I don’t like vegetables. I don’t like green beans.
Except, if I can go to a Chinese restaurant have them dripping with sauce, hot sauce, then I am happy. This Sichuan Green Beans recipe is easy, authentic and surely warm to the mouth and heart.
Especially the heart.
This recipe calls for stir-frying. Don’t have a wok? Use a cast iron pan and move the ingredients about with vigor!
Sichuan Green Beans
Yield: serves 4
- 1 pound Chinese long beans or regular green beans, cut on the diagonal into 2-inch pieces
- 1 tablespoon bean sauce, preferably Koon Chun brand
- 2 tablespoons black or mushroom soy sauce
- 2 tablespoons vegetable or chicken broth
- 1 tablespoon dry sherry
- 1 tablespoon sugar
- 2 teaspoons cornstarch
- 1 teaspoon chili paste, or to taste and tolerance
- 1 tablespoon sesame oil
3 tablespoons vegetable oil
If using regular green beans, parboil them for 5 minutes. (Regular green
beans are thicker than Chinese long beans.) Put the cut beans in a colander and rinse thoroughly.

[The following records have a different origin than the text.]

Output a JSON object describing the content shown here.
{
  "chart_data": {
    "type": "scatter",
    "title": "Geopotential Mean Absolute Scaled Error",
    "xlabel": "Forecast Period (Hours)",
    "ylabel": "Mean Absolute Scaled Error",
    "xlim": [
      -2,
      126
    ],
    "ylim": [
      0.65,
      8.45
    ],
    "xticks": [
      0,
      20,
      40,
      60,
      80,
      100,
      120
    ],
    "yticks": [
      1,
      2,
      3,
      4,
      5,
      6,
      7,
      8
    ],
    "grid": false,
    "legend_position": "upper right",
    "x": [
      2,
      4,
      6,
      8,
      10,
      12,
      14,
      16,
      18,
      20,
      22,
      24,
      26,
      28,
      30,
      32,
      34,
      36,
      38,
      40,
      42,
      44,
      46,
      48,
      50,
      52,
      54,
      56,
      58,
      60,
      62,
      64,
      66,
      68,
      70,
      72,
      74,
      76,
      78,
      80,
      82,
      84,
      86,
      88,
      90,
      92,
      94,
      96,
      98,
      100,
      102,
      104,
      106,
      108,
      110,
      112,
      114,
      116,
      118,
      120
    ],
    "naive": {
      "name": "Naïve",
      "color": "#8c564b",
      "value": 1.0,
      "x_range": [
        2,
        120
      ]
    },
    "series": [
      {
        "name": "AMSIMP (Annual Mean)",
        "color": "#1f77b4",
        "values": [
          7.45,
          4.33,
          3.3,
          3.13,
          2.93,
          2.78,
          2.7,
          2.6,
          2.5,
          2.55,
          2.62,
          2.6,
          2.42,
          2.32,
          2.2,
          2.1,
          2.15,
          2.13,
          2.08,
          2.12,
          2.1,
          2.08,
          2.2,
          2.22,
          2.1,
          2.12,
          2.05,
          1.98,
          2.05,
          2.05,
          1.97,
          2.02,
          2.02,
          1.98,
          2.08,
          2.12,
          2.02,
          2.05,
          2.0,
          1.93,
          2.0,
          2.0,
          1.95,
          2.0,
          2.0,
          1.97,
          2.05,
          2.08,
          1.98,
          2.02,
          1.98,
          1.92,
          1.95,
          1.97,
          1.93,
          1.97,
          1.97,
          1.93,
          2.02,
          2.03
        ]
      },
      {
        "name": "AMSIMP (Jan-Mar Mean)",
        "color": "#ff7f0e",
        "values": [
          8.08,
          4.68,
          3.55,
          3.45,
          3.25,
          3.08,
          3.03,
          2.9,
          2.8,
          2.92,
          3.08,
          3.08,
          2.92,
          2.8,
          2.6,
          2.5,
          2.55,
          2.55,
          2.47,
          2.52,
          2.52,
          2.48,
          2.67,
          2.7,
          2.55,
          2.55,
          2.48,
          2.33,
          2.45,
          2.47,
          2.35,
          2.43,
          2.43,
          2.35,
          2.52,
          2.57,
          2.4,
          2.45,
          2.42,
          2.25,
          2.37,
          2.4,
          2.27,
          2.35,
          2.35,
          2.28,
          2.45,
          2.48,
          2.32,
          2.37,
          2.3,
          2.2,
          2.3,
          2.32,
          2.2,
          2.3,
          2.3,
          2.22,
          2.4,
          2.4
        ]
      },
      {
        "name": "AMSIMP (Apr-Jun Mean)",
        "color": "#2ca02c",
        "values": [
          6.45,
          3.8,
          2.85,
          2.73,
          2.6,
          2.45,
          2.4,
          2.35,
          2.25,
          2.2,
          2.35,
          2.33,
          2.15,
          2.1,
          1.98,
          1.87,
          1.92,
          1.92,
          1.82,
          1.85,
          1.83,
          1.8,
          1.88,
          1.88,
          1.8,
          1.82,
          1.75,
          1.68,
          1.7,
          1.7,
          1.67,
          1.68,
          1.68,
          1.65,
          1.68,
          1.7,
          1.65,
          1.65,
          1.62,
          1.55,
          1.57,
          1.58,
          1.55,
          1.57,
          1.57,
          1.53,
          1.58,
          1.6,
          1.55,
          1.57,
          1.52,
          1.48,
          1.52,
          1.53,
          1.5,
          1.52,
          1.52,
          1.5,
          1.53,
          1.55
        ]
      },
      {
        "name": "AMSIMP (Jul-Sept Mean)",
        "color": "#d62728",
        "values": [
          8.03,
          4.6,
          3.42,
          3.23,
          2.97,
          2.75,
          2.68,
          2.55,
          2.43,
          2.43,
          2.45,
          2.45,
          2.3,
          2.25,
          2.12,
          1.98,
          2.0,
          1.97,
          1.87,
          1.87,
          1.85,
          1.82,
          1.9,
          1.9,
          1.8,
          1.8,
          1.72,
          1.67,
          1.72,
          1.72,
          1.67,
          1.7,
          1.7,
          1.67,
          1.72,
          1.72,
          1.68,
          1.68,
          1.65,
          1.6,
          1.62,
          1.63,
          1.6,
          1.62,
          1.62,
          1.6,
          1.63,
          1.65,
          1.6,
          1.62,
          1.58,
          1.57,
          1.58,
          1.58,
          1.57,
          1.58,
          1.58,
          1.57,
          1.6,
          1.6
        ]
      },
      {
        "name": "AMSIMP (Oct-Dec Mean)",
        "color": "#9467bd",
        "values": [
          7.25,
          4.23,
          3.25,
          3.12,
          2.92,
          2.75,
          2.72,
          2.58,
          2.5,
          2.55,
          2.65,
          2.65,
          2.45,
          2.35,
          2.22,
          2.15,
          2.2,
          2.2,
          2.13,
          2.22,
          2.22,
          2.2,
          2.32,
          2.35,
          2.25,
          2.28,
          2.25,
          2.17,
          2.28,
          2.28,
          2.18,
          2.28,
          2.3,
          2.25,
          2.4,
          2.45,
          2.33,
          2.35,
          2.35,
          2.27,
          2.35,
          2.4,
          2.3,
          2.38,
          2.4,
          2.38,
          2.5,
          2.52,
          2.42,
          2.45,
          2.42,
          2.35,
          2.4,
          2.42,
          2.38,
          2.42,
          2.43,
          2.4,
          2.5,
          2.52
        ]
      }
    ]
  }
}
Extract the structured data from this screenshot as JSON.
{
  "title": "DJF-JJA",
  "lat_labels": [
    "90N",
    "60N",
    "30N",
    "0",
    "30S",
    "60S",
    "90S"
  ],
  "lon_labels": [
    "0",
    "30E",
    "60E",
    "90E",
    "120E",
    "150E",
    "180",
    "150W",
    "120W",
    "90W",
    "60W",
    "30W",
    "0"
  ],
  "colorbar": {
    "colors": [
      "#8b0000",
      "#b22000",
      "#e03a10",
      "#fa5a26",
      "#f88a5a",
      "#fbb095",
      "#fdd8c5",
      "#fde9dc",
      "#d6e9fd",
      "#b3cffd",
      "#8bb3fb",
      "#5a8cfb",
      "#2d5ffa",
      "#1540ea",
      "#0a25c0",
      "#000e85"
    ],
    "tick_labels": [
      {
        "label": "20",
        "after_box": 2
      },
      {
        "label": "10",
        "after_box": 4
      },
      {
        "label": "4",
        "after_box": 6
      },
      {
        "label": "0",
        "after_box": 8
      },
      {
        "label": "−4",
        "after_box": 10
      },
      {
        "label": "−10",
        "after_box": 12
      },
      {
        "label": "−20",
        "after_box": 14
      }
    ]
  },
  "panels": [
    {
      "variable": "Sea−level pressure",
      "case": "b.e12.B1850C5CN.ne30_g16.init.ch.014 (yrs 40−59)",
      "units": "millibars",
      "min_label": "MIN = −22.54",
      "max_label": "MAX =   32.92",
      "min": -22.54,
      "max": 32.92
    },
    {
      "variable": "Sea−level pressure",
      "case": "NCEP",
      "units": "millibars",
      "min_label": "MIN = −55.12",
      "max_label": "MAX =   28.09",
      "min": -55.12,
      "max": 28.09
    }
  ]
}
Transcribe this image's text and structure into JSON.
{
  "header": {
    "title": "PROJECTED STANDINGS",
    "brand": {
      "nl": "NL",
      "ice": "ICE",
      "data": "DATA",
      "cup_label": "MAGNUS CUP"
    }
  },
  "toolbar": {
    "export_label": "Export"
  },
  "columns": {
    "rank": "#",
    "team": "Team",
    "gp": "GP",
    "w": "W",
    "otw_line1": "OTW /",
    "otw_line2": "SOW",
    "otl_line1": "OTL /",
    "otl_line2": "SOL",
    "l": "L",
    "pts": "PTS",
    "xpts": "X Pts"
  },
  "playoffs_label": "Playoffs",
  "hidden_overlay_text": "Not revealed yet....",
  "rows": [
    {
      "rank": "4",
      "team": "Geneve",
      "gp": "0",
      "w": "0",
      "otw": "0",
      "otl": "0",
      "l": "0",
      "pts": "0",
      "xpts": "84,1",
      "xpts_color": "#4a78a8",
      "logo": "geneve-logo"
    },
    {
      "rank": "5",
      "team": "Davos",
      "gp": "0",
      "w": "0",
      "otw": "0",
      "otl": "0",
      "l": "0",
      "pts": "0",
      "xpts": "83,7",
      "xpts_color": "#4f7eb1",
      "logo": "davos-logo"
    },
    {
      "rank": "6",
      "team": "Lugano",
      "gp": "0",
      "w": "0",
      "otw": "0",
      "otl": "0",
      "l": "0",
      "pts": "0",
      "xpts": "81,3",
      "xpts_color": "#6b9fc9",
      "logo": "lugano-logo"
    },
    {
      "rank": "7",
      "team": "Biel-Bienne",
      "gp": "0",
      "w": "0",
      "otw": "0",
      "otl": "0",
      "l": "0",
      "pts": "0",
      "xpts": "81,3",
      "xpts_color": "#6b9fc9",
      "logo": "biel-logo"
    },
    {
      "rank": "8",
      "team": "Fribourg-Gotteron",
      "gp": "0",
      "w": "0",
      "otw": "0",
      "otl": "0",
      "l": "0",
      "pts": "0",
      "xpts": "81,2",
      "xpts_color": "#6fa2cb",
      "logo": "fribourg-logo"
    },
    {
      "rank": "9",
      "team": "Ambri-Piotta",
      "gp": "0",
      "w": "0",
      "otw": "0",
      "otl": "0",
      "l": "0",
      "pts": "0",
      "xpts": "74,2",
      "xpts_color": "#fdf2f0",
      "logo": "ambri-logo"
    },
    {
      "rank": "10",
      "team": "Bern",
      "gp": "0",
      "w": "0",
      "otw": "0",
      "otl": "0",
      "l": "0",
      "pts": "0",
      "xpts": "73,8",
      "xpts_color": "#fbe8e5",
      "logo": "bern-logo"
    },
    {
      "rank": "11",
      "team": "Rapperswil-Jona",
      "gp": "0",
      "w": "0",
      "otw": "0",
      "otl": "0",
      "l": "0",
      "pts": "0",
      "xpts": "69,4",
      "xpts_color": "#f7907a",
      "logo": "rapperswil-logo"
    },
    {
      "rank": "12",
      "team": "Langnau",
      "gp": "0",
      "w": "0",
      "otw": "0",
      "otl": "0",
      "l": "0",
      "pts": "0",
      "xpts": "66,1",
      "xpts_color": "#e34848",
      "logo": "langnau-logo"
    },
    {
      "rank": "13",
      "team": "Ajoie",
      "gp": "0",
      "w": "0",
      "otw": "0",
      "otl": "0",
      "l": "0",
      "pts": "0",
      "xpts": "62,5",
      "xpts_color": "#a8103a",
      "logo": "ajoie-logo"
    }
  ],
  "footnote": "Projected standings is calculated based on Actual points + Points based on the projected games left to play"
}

Combine the bean sauce, soy sauce, sherry, sugar, cornstarch, chili paste, and sesame oil in a bowl. Add 2 tablespoons cold water.
Heat the oil in a wok until smoking. Add the green beans and stir fry for 10 minutes, or until the beans are bright green in color and slightly wrinkled.
Add the sauce ingredients and stir fry until the sauce thickens.